I will catch that train, with the ghost of myself
and in company that can only — enigmatically — perplex.
I hope you will be there,
vivider that I ever remember you being — perhaps
unsettlingly so, despite all my larger-than-larger-
than-lifesize love.
What we see on our journey from the carriage windows
will be conjured up magically specially for us:
vistas of meaning, in no uncertain terms;
lessons too quick for my slow human reason;
questions I could never live up to, in life.

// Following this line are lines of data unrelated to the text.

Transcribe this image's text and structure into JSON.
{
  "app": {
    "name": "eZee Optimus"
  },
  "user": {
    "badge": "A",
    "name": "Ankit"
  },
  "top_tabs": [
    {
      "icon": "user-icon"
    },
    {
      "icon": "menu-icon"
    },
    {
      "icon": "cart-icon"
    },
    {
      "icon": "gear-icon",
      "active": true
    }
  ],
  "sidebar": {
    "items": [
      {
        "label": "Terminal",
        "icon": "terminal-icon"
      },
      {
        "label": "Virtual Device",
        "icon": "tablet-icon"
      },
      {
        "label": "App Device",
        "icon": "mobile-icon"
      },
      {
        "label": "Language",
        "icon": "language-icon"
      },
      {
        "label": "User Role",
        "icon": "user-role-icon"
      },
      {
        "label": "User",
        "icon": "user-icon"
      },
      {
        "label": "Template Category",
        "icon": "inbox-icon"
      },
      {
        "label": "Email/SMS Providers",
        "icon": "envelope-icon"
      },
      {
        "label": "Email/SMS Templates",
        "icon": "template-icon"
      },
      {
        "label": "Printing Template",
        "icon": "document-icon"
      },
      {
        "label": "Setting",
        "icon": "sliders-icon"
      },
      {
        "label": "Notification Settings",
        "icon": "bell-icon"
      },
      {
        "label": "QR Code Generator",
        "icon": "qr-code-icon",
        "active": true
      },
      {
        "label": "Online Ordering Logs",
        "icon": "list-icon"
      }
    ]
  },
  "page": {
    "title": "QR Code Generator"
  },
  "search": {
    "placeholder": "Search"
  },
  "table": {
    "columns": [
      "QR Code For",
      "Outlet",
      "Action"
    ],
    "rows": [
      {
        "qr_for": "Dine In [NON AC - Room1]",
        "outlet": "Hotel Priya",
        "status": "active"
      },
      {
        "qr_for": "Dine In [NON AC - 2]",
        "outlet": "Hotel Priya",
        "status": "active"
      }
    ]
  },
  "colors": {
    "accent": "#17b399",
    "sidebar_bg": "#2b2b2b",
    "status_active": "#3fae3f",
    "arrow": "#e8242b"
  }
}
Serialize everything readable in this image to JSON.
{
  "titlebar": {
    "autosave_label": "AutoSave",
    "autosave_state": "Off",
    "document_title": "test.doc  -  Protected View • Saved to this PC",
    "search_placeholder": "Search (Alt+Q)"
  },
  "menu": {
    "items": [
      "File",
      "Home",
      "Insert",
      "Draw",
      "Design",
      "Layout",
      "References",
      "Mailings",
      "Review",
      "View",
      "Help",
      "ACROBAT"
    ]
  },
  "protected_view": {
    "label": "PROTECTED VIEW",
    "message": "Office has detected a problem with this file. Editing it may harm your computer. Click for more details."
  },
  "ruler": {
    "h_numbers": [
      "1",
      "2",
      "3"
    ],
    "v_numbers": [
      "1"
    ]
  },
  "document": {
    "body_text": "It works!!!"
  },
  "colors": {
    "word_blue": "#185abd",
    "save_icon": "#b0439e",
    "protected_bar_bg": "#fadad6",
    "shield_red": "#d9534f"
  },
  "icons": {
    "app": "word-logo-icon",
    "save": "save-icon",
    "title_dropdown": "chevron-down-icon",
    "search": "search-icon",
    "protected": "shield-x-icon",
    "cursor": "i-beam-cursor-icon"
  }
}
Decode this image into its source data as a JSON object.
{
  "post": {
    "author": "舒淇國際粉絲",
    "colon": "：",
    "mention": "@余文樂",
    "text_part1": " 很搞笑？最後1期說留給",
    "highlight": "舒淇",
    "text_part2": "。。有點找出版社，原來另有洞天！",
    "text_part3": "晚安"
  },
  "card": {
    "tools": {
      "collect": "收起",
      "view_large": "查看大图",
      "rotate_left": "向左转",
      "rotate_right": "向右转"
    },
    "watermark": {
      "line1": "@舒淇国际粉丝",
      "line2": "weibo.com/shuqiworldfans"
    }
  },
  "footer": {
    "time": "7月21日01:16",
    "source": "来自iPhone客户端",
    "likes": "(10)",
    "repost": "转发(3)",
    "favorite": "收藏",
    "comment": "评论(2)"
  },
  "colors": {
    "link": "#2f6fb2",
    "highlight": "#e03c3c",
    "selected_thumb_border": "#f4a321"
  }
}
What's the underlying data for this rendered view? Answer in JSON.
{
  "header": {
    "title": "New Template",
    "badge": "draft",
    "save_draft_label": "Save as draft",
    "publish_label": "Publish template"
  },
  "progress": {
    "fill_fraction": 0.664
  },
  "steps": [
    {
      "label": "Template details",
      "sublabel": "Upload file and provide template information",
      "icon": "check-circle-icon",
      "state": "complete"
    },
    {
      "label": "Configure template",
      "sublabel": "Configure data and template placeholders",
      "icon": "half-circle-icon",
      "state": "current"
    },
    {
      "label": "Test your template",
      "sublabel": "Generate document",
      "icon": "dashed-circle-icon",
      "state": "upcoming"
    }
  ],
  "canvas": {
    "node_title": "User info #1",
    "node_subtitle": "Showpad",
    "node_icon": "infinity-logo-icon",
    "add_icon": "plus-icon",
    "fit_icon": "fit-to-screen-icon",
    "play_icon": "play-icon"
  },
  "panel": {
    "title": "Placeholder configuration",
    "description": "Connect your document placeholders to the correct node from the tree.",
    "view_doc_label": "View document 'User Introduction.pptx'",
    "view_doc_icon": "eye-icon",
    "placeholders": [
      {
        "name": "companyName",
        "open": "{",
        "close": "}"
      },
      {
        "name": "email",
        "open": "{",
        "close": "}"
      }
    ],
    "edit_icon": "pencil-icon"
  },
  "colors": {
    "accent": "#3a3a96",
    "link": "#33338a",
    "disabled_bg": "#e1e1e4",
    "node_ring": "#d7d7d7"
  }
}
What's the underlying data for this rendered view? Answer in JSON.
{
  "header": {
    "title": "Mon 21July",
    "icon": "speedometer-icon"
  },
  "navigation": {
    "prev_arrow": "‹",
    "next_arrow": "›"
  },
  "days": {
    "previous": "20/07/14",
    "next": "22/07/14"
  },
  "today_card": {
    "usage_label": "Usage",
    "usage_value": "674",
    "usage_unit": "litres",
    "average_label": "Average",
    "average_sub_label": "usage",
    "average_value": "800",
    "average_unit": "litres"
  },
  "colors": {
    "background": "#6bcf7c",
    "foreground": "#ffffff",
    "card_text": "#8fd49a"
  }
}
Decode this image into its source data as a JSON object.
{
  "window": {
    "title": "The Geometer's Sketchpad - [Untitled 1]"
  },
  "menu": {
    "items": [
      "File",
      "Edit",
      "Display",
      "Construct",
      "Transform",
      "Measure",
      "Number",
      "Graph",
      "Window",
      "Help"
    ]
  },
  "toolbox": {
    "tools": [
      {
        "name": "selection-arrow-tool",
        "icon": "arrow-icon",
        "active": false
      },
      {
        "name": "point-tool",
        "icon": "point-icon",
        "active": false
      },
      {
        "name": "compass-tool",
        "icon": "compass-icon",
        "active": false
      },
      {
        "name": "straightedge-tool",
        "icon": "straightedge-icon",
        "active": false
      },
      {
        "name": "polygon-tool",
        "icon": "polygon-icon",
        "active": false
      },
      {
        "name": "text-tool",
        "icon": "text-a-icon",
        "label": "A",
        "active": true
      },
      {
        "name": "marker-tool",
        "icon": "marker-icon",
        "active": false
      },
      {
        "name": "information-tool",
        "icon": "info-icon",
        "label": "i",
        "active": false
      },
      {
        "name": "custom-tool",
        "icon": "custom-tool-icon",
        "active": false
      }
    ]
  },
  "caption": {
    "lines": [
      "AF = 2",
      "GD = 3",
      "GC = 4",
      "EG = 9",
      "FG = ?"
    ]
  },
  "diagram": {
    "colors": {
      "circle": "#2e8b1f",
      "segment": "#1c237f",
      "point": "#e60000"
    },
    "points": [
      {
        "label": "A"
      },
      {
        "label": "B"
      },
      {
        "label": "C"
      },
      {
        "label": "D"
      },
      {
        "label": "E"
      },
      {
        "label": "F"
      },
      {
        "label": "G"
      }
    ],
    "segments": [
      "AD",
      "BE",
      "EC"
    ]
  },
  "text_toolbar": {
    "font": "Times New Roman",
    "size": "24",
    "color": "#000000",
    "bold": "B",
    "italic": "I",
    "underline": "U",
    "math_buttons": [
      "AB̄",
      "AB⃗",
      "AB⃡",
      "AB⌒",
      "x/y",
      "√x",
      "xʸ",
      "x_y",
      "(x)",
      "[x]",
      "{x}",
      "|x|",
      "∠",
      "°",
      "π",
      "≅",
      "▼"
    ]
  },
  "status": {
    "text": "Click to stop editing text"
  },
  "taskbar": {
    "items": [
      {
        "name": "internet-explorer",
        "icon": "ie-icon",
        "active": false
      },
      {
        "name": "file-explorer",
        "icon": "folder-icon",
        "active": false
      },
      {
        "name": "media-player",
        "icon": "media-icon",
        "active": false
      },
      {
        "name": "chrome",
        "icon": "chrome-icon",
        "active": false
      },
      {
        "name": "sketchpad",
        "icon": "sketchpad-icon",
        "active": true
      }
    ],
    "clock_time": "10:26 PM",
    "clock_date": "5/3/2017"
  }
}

We’ll alight at a station called CHINAMAN CREEK
and swerve right at the fence-post down our old Quartz Chip Hill
still covered in coffee bush, sundews, milkmaids, pin-cushions
and those ragged yellow flowers
that only ever grew here.
Then, skirting the blunt, stony banks of expansive Big Pond —
where the solitary cormorants come hunting for fish —
we’ll veer off left up the kangaroo track,
pock-marked and pitted by the pointy front-claw on the creature’s back-foot
till we reach the narrow ridge, in good time for sunset.
A late sun-shower in the brilliant solar glow
will leave us glistening in our skins, as we catch our first glimpse
of that tall-austere pine,
branches covered in distinct, spiral cones
and combing air fragrant with needle-faint evergreen hush,
as a sign. At that instant,
as we shift our gaze to the East,
we’ll see a perfect double rainbow bridging twilit sky
and beneath — in slow-motion —
a weightless full moon that is holding our breaths
as it starts to rise clear of the dark Earth’s rim.